(AGENPARL) - Roma, 3 Giugno 2026 - Il futuro della crescita economica mondiale dipende in modo critico dalla capacità di Stati Uniti e Cina di bilanciare la loro competizione strategica con la cooperazione necessaria. Secondo Park Seung-chan, presidente dell’Associazione Corea-Cina, è essenziale che le due nazioni vedano i rispettivi obiettivi — il “Sogno Cinese” e il “Make America Great Again” di Trump — sotto una lente di simbiosi anziché di puro conflitto a somma zero.
L’impatto sull’economia globale Con un PIL nominale combinato che supera il 43% dell’economia globale, l’interazione tra Washington e Pechino è il fattore chiave che influenza la crescita mondiale. La frammentazione delle catene di approvvigionamento e la corsa alla leadership tecnologica stanno esacerbando l’incertezza geoeconomica. Attualmente, la deglobalizzazione e le barriere tariffarie impongono costi di produzione più elevati, con un impatto negativo sugli investimenti e sulla produzione non solo nei due Paesi, ma anche in quelli dell’area Asia-Pacifico.
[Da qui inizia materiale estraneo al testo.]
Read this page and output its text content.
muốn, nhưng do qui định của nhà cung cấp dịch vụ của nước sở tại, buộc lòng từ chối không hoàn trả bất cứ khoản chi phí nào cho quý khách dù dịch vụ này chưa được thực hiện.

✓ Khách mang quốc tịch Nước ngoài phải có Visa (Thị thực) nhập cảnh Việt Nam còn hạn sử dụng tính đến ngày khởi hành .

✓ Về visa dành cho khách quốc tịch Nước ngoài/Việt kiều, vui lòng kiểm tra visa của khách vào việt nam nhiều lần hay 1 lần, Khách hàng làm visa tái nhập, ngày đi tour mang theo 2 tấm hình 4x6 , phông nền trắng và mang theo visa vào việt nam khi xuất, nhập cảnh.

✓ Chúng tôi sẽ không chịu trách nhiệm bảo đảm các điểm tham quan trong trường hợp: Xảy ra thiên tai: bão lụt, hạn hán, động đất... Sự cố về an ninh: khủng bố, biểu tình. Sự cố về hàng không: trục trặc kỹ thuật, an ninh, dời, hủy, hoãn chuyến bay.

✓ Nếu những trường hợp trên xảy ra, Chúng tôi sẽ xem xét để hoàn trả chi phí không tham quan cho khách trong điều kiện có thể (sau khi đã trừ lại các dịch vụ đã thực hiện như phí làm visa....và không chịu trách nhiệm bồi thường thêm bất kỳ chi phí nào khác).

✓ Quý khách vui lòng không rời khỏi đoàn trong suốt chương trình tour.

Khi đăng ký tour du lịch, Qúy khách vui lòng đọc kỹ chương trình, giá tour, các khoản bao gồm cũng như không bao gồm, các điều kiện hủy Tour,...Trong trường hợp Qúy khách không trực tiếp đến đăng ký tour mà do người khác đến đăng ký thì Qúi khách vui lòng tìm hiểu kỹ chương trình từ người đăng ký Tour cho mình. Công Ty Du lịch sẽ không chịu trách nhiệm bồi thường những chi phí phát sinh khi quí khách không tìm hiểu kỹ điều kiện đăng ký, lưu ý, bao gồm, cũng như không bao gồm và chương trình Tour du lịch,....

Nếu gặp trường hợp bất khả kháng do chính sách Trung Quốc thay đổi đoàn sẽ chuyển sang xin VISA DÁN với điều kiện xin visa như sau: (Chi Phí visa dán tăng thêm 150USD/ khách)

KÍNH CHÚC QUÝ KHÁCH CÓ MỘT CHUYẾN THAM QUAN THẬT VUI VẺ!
Tre aree chiave per una collaborazione competitiva Per evitare danni catastrofici, l’analisi suggerisce tre pilastri fondamentali per espandere lo spazio di cooperazione:
- Rafforzamento delle catene di approvvigionamento: È necessario ampliare l’ambito della cooperazione strategica per garantire una crescita economica sostenibile che eviti il collasso delle catene di fornitura, proteggendo così gli interessi di entrambe le superpotenze.
- Gestione della stabilità geopolitica: I canali di comunicazione devono essere ampliati per gestire i rischi globali derivanti dai conflitti, come quelli in Ucraina e Medio Oriente, prevenendo scontri accidentali che minerebbero la sicurezza economica internazionale.
- Risposta congiunta alle crisi transnazionali: La risoluzione di problemi come il cambiamento climatico, la distruzione degli ecosistemi e l’insostenibilità alimentare può essere raggiunta solo attraverso un’azione coordinata tra le due nazioni.
In conclusione, sebbene la competizione strategica rimanga una realtà inevitabile, il paradigma richiesto è quello di una “collaborazione competitiva”. In questo quadro, Washington e Pechino devono perseguire i propri interessi nazionali pur riconoscendo che la cooperazione economica resta un imperativo categorico per evitare l’instabilità globale.